# Multi-UAV Task Assignment Benchmark
**Repository Path**: ryvius_key/multi-uav-task-assignment-benchmark
## Basic Information
- **Project Name**: Multi-UAV Task Assignment Benchmark
- **Description**: 基于扩展TOP(Team Orienteering Problem)的多无人机任务分配算法测试基准
- **Primary Language**: Python
- **License**: Not specified
- **Default Branch**: master
- **Homepage**: None
- **GVP Project**: No
## Statistics
- **Stars**: 0
- **Forks**: 21
- **Created**: 2020-09-24
- **Last Updated**: 2020-12-19
## Categories & Tags
**Categories**: Uncategorized
**Tags**: None
## README
# Multi-UAV Task Assignment Benchmark
## 多无人机任务分配算法测试基准
## Introduction
A benchmark for multi-UAV task assignment is presented in order to evaluate different algorithms. An extended Team Orienteering Problem is modeled for a kind of multi-UAV task assignment problem.
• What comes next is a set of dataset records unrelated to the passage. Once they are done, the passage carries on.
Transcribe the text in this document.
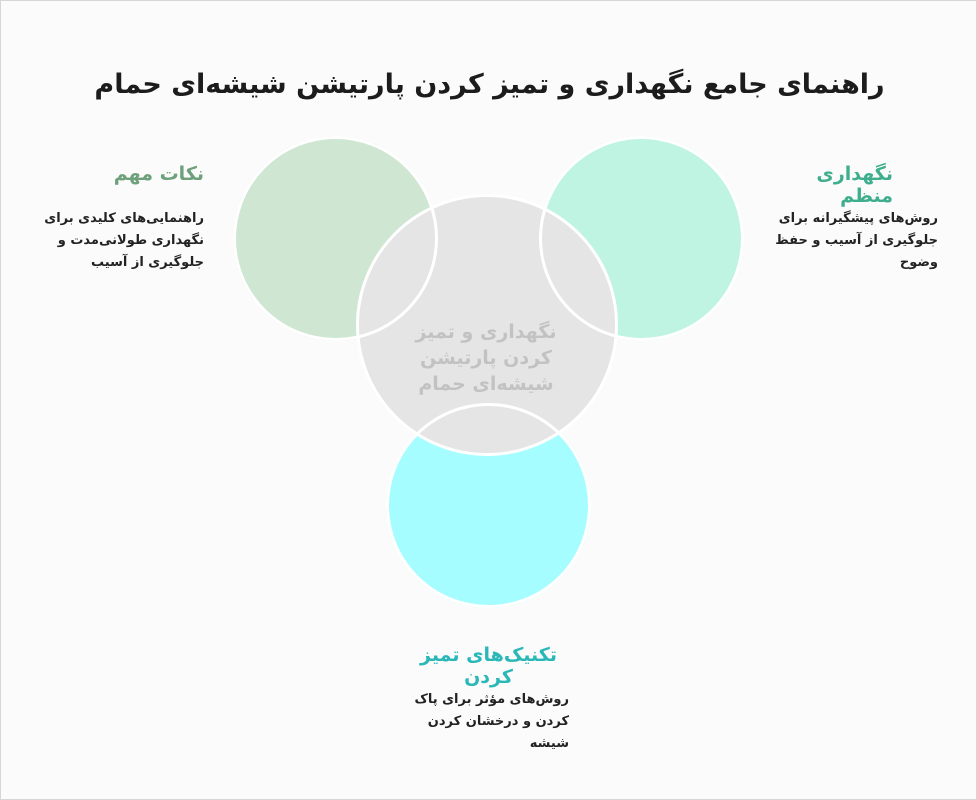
راهنمای جامع نگهداری و تمیز کردن پارتیشن شیشه‌ای حمام
نگهداری و تمیز کردن پارتیشن شیشه‌ای حمام
نکات مهم
راهنمایی‌های کلیدی برای نگهداری طولانی‌مدت و جلوگیری از آسیب
نگهداری منظم
روش‌های پیشگیرانه برای جلوگیری از آسیب و حفظ وضوح
تکنیک‌های تمیز کردن
روش‌های مؤثر برای پاک کردن و درخشان کردن شیشه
Three intelligent algorithms, i.e., Genetic Algorithm, Ant Colony Optimization and Particle Swarm Optimization are implemented to solve the problem. A series of experiments with different settings are conducted to evaluate three algorithms. The modeled problem and the evaluation results constitute a benchmark, which can be used to evaluate other algorithms used for multi-UAV task assignment problems.
Please refer to the paper to see more detail.
Xiao, K., Lu, J., Nie, Y., Ma, L., Wang, X., Wang, G.: A Benchmark for Multi-UAV Task Assignment of an Extended Team Orienteering Problem. arXiv preprint **[ arXiv:2009.00363](https://arxiv.org/abs/2009.00363)** (2020)
## Usage
### 1. Algorithm input and output
Algorithm input includes vehicle number (scalar), speeds of vehicles ($n\times1$ array), target number (scalar $n$), targets ($(n+1)\times4$ array, the first line is depot, the first column is x position, the second column is y position, the third column is reward and the forth column is time consumption to finish the mission), time limit (scalar). The code below is the initialization of the class GA in `ga.py`.
```python
def __init__(self, vehicle_num, vehicles_speed, target_num, targets, time_lim)
```
There should be a function called `run()` in the algorithm class, and the function should return task assignment plan(array, e.g. [[28, 19, 11], [25, 22, 7, 16, 17, 23], [21, 26, 12, 9, 6, 3], [5, 15, 1], [18, 20, 29]], each subset is a vehicle path) and computational time usage (scalar).
### 2. Evaluate
You can replace one algorithm below with another algorithm in `evaluate.py`, and then `python evaluate.py`. If you don't want to evaluate three algorithm together, you should modify the code properly( this is easy).
```python
ga = GA(vehicle_num,env.vehicles_speed,target_num,env.targets,env.time_lim)
aco = ACO(vehicle_num,target_num,env.vehicles_speed,env.targets,env.time_lim)
pso = PSO(vehicle_num,target_num ,env.targets,env.vehicles_speed,env.time_lim)
ga_result=p.apply_async(ga.run)
aco_result=p.apply_async(aco.run)
pso_result=p.apply_async(pso.run)
p.close()
p.join()
ga_task_assignmet = ga_result.get()[0]
env.run(ga_task_assignmet,'GA',i+1,j+1)
re_ga[i].append((env.total_reward,ga_result.get()[1]))
env.reset()
aco_task_assignmet = aco_result.get()[0]
env.run(aco_task_assignmet,'ACO',i+1,j+1)
re_aco[i].append((env.total_reward,aco_result.get()[1]))
env.reset()
pso_task_assignmet = pso_result.get()[0]
env.run(pso_task_assignmet,'PSO',i+1,j+1)
re_pso[i].append((env.total_reward,pso_result.get()[1]))
```
### 3. About reinforcement learning
In `Env()` in `evaluate.py`, function `step` is used for reinforcement learning. Because this is still being developed, we cannot supply a demo. If your algorithm is reinforcement learning, you can try to train it with `Env()`. Your pull request and issue are welcome.